Oliver Cromwell Executed

January 30

Oliver Cromwell has the rare distinction of being both buried with honors after dying of natural causes then dug up to be executed for treason after death and burial. 

How can someone already dead be executed? 

Simple! 

Cromwell was arguably English History’s only classic dictator. Among his colleagues, he was a military genius who was named England’s protector for life. The trouble with this narrative is it’s an anti-monarchy story. For a handful of years in the mid 17th century, England was ruled by someone other than a monarch in the English line of procession. King Charles I became an ordinary man!

England’s Civil War

By the beginning of the 17th century, the British Isles had consolidated into Three Kingdoms, each of which had ruling families. These kingdoms were England, Scotland, and Ireland. While most of Europe was either Catholic or Protestant, some residents began understanding Enlightenment ideals like self-rule by a parliament independent of a monarch. In the early 1640s, Cromwell emerged as the leader of the Parliamentarians (known as “Roundheads”) who wanted to overthrow King Charles I. This group fought military battles against the Royalists (known as the “Cavaliers”).
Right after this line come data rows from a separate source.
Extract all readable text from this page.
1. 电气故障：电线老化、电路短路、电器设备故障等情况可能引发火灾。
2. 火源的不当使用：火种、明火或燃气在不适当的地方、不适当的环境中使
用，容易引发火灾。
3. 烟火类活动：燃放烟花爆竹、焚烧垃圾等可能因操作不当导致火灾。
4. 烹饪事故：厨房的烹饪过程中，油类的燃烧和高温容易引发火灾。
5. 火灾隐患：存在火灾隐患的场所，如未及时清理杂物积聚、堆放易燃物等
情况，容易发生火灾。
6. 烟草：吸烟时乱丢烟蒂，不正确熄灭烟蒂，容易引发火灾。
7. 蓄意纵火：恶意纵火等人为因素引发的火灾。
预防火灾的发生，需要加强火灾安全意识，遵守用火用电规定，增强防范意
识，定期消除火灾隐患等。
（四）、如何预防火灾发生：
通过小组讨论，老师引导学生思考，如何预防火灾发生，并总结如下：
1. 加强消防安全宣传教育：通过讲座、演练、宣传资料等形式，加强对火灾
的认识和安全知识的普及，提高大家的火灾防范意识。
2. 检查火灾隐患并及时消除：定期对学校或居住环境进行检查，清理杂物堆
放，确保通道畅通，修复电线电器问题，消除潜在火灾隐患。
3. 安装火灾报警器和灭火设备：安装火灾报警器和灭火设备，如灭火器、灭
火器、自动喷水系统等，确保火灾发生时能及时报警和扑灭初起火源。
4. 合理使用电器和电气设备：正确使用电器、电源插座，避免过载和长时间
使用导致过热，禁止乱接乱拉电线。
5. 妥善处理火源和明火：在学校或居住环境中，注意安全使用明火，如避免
In the end, Cromwell and the Roundheads won. The new government was created to run the Three Kingdoms under a united ruler who was Cromwell. His Commonwealth of England arrested and executed King Charles I.

When the Royalists regained power and Charles II took the throne, a lot of powerful people wanted an example made out of him and didn’t let the fact that he was dead stop them. So they decided to hold a ritual execution of Cromwell, just to make sure people knew how upset they were at him. 

They dug up his body, hung it in chains, threw it in a pit, and then beheaded it. His head was then displayed on a pole at Westminster Hall for the next 24 years. After that, his head passed into the possession of a variety of private collectors until it was finally reburied at Sidney Sussex College in Cambridge.